Saison fructueuse pour le MCO

Aujourd’hui Le Maroc : Le MCO retrouve le championnat de première division, comment évaluez-vous ce succès ?
Mohamed Tejjini : Cette montée en première division du Groupement national de football marque le retour du Mouloudia d’Oujda à la cour des grands. Ce club a enfin retrouvé sa gloire, et ce au terme d’une saison durant laquelle tout le monde s’est mobilisé pour atteindre cet objectif. Les joueurs ont fait un parcours exceptionnel compte tenu de leur jeunesse et leur manque d’expérience. Les dirigeants n’ont épargné aucun effort pour réunir toutes les conditions matérielles nécessaires tout au long de la saison. Le public oujdi a été très fantastique. Les supporters du MCO sont certes exigeants, mais ils ont toujours été présents pour épauler leur équipe. Regardez comme ils se sont déplacés en masse dimanche denier pour la rencontre contre l’ASS. Cette ambiance m’a fait rappelé les années 60 et 70 qui ont connu les heures de gloire du football oujdi.

Cette saison a tout de même été difficile pour votre équipe. Quelles étaient ces difficultés ?
Nous avons essentiellement souffert de l’éloignement de la ville d’Oujda. Chaque quinzaine, nous étions obligés de parcourir de longues distances pour jouer les matches du championnat, à Rabat, Casablanca, El Jadida entre autres. D’un point de vue purement technique, l’actuelle saison n’a pas été des plus aisées, et ce dès les premières journées. Plusieurs équipes ont très bien démarré le championnat cette année, telles le Nejm Marrakech, le Rachad Bernoussi, pour ne citer que celles-ci. Par conséquent, nous étions dans l’obligation de négocier séparément chaque rencontre au fil des journées.

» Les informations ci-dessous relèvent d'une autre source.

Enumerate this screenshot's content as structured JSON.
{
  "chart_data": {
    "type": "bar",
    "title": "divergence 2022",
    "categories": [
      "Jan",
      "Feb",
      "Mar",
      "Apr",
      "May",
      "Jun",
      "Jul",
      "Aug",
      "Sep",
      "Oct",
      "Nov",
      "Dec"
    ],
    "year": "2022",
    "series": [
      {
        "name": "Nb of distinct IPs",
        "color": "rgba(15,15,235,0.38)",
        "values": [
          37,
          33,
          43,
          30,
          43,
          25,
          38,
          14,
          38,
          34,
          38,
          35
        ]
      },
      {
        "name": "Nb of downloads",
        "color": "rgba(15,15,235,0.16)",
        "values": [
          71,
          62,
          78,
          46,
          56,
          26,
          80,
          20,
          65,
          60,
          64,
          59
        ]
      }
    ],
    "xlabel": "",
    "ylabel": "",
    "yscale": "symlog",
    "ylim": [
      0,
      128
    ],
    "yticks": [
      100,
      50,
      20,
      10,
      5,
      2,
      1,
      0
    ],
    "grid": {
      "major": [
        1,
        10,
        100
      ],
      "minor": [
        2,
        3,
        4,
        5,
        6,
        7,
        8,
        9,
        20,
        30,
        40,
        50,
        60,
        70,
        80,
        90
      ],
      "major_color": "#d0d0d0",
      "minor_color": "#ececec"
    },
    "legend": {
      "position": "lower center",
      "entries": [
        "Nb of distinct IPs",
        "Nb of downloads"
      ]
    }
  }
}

Le manque de moyens reste le principal problème dont souffre la majorité des clubs marocains. Comment se portent les ressources matérielles du MCO ?
Le Mouloudia d’Oujda ne fait pas l’exception. Le club ne dispose pas de rentrées régulières d’argent ce qui le laisse tributaire des dons personnels et des recettes des matches. Ces dernières sont loin d’être d’un grand secours pour une équipe qui évolue en milieu ou en bas du tableau. Le public ne se déplace que pour voir jouer une équipe qui se bat pour le fauteuil de leader. Avec si peu de moyens, on ne peut exiger de nos équipes d’être au top de leur niveau.

Vous comptez évoluer en GNF I avec l’effectif actuel ?
Ce groupe qui a réussi une extraordinaire saison et a accédé en première division est en grande partie composé de jeunes joueurs qui se sont donné à fond. Il serait donc suicidaire pour le même effectif de faire deux saisons d’affilée avec un rythme aussi élevé. J’ai vécu cette situation avec l’USMO en 1991. En plus, évoluer en première division est tout à fait différent du GNF II. Le rythme y est plus soutenu et la pression que subissent les joueurs est beaucoup plus grande.

Comment comptez-vous remédier à cela ?
Nous avons l’intention d’alimenter notre groupe par de nouveaux joueurs : un attaquant, un autre en milieu de terrain et un troisième en défense. Le problème qui a entravé l’équipe durant cette saison est l’absence de doubles. Prenons l’exemple de libero. Trois joueurs occupant ce poste se sont fait opérés ces derniers mois. Ils souffraient tous du ménisque. Du coup, j’étais obligé de faire jouer à ce poste un élément qui n’était pas forcément à l’aise en tant que libero. Je suis également conscient qu’il faut être très vigilant lors de la période transitoire de l’entre-saison. Les joueurs doivent certes se reposer, mais nous sommes quand même obligés de recommencer les entraînements le 1er août au plus tard. Nous ne devrions en aucun cas retomber dans le piège qui nous a fait quitter la première division auparavant.

Quels sont vos objectifs pour la saison à venir ?
Je vous mentirais si je vous disais que nous visons le titre de champion du Maroc. Cependant, il est clair que nous ferons tout pour consolider cet acquis et nous stabiliser en première division.